Première messe en "drive-in" de France : "C'était magnifique", se réjouit l'évêque de Châlons, à l'origine de l'initiative

Chacun dans sa voiture a pu suivre via son autoradio la cérémonie de Mgr Touvet, l'évèque de Chalons, qui décrit un moment "magnifique" et "d'une joie profonde".

Plusieurs centaines de chrétiens sont venus assister à cette messe en \"drive-in\" sur le parking du parc des expositions de Châlons-en-Champagne.
Plusieurs centaines de chrétiens sont venus assister à cette messe en "drive-in" sur le parking du parc des expositions de Châlons-en-Champagne. (REMI WAFFLART / MAXPPP)

Alors que les églises sont fermées depuis deux mois en raison de l'épidémie de Covid-19, plusieurs centaines de chrétiens sont venus assister à une messe en "drive-in" sur le parking du parc des expositions de Châlons-en-Champagne, dans la Marne, dimanche 18 mai. Chacun dans sa voiture a pu suivre via son autoradio la cérémonie de Mgr Touvet. Interrogé par franceinfo, l'évèque décrit un moment "magnifique" et "d'une joie profonde".

franceinfo : C'est une première en France ? Comment avez-vous eu cette idée ?
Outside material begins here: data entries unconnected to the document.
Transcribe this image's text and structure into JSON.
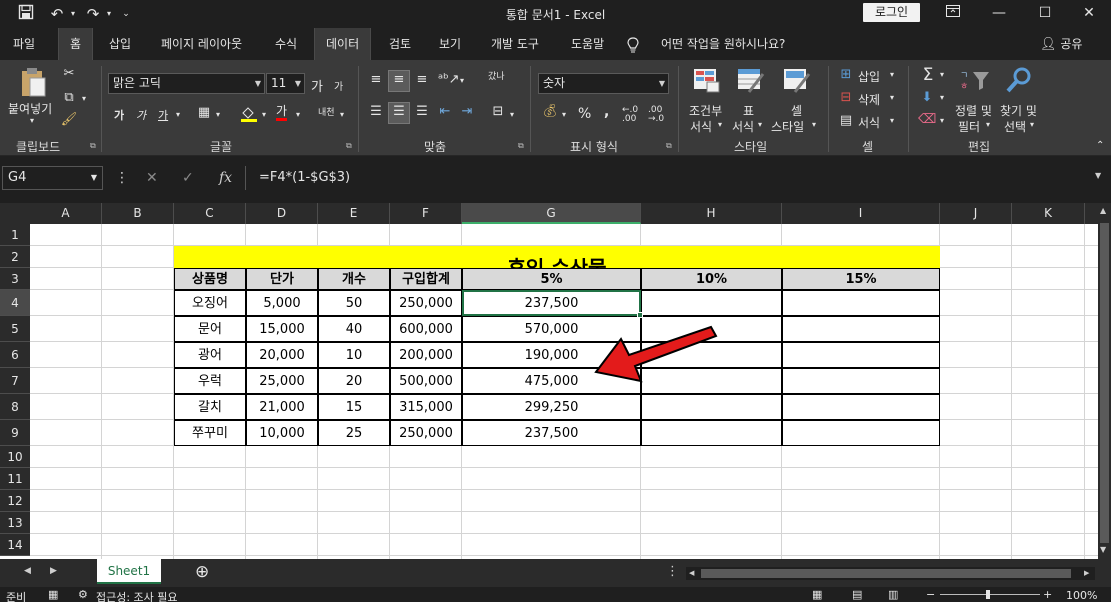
{
  "titlebar": {
    "title": "통합 문서1  -  Excel",
    "login": "로그인",
    "qat": [
      "save-icon",
      "undo-icon",
      "redo-icon",
      "customize-icon"
    ]
  },
  "tabs": [
    {
      "label": "파일"
    },
    {
      "label": "홈"
    },
    {
      "label": "삽입"
    },
    {
      "label": "페이지 레이아웃"
    },
    {
      "label": "수식"
    },
    {
      "label": "데이터"
    },
    {
      "label": "검토"
    },
    {
      "label": "보기"
    },
    {
      "label": "개발 도구"
    },
    {
      "label": "도움말"
    }
  ],
  "tell_me": "어떤 작업을 원하시나요?",
  "share": "공유",
  "ribbon": {
    "clipboard": {
      "paste": "붙여넣기",
      "label": "클립보드"
    },
    "font": {
      "name": "맑은 고딕",
      "size": "11",
      "grow": "가",
      "shrink": "가",
      "bold": "가",
      "italic": "가",
      "underline": "가",
      "color_a": "가",
      "phonetic": "내천",
      "label": "글꼴"
    },
    "alignment": {
      "wrap": "갔나",
      "label": "맞춤"
    },
    "number": {
      "format": "숫자",
      "percent": "%",
      "comma": ",",
      "label": "표시 형식"
    },
    "styles": {
      "conditional_1": "조건부",
      "conditional_2": "서식",
      "table_1": "표",
      "table_2": "서식",
      "cell_1": "셀",
      "cell_2": "스타일",
      "label": "스타일"
    },
    "cells": {
      "insert": "삽입",
      "delete": "삭제",
      "format": "서식",
      "label": "셀"
    },
    "editing": {
      "sort_1": "정렬 및",
      "sort_2": "필터",
      "find_1": "찾기 및",
      "find_2": "선택",
      "label": "편집"
    }
  },
  "formula_bar": {
    "name_box": "G4",
    "fx": "fx",
    "formula": "=F4*(1-$G$3)"
  },
  "columns": [
    "A",
    "B",
    "C",
    "D",
    "E",
    "F",
    "G",
    "H",
    "I",
    "J",
    "K"
  ],
  "rows": [
    "1",
    "2",
    "3",
    "4",
    "5",
    "6",
    "7",
    "8",
    "9",
    "10",
    "11",
    "12",
    "13",
    "14"
  ],
  "sheet": {
    "title": "휴잉 수산물",
    "headers": [
      "상품명",
      "단가",
      "개수",
      "구입합계",
      "5%",
      "10%",
      "15%"
    ],
    "data": [
      [
        "오징어",
        "5,000",
        "50",
        "250,000",
        "237,500"
      ],
      [
        "문어",
        "15,000",
        "40",
        "600,000",
        "570,000"
      ],
      [
        "광어",
        "20,000",
        "10",
        "200,000",
        "190,000"
      ],
      [
        "우럭",
        "25,000",
        "20",
        "500,000",
        "475,000"
      ],
      [
        "갈치",
        "21,000",
        "15",
        "315,000",
        "299,250"
      ],
      [
        "쭈꾸미",
        "10,000",
        "25",
        "250,000",
        "237,500"
      ]
    ],
    "title_fill": "#ffff00",
    "header_fill": "#d9d9d9",
    "arrow_color": "#e31b1b"
  },
  "sheet_tabs": [
    {
      "label": "Sheet1"
    }
  ],
  "status": {
    "ready": "준비",
    "accessibility": "접근성: 조사 필요",
    "zoom": "100%"
  }
}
Mgr Touvet : Il paraît que c'est une première en France, effectivement. Cette idée est venue d'un travail avec mon conseil épiscopal il y a quelques jours lorsque nous avons essayé de faire le bilan des deux mois de confinement avec cette privation des cérémonies en public dans nos lieux de culte. Et en particulier la privation de la semaine sainte qui a été vraiment une épreuve toute particuière pour nous cette année. Nous nous sommes demandés comment accompagner les fidèles catholiques pendant ce déconfinement progressif. Et comme chacun a la liberté de sortir de chez soi sans attestation dans un rayon de 100 kilomètres, nous nous sommes dit : "Nous allons les rassembler, ils viendront en voiture, seront confinés dans leur voiture, nous serons tous réunis sur le même parking de trois hectares dans la ville de Châlons" et nous avons rassemblé plusieurs centaines de personnes ainsi dans leurs voitures.

Tout le monde pouvait suivre la messe sur les ondes locales de RCF. Comment se fait le lien à travers le pare-brise ?

Notre radio diocésaine transmettait le son, les lectures, l'homélie que j'ai prononcée, les prières rituelles, mais effectivement, c'était un peu difficile à certains moments parce que dans notre lithurgie catholique il y a des paroles qui accompagnent des gestes. C'était difficile de faire les gestes en simultané mais je voyais dans les premiers rangs des voitures les personnes derrière leurs pare-brises. Je voyais les personnes prier, chanter avec nous, élever les mains, joindre les mains, faire leur signe de croix. C'était très très beau, c'était magnifique, c'était plein d'une grande intensité et d'une joie profonde qui s'est surtout manifestée à la fin de la messe, lors de la sortie, quand nous avons pu saluer un peu toutes les voitures qui sortaient en klaxonnant pour imiter les cloches.

Les gens pouvaient communier en mettant la main sur leur vitre ?

C'est ça, c'était le moment délicat, nous avions prévu des règles très strictes. Toutes les personnes étant venues en voiture, quatre par voiture maximum et venant du même foyer se sont lavées les mains au gel hydroalcoolique dans la voiture. Chacun en avait apporté. Et nous, les prêtres, diacres et l'évèque, après avoir mis un masque, nous sommes lavé les mains au gel hydroalcoolique. Nous sommes passés le long des voitures, les gens tendaient la main à plat par les vitres ouvertes. Cela s'est très bien passé et je lisais dans les regards des personnes qui communiaient cette joie profonde d'enfin recevoir le corps du Christ, ce qu'elles n'avaient pas pu faire depuis deux mois.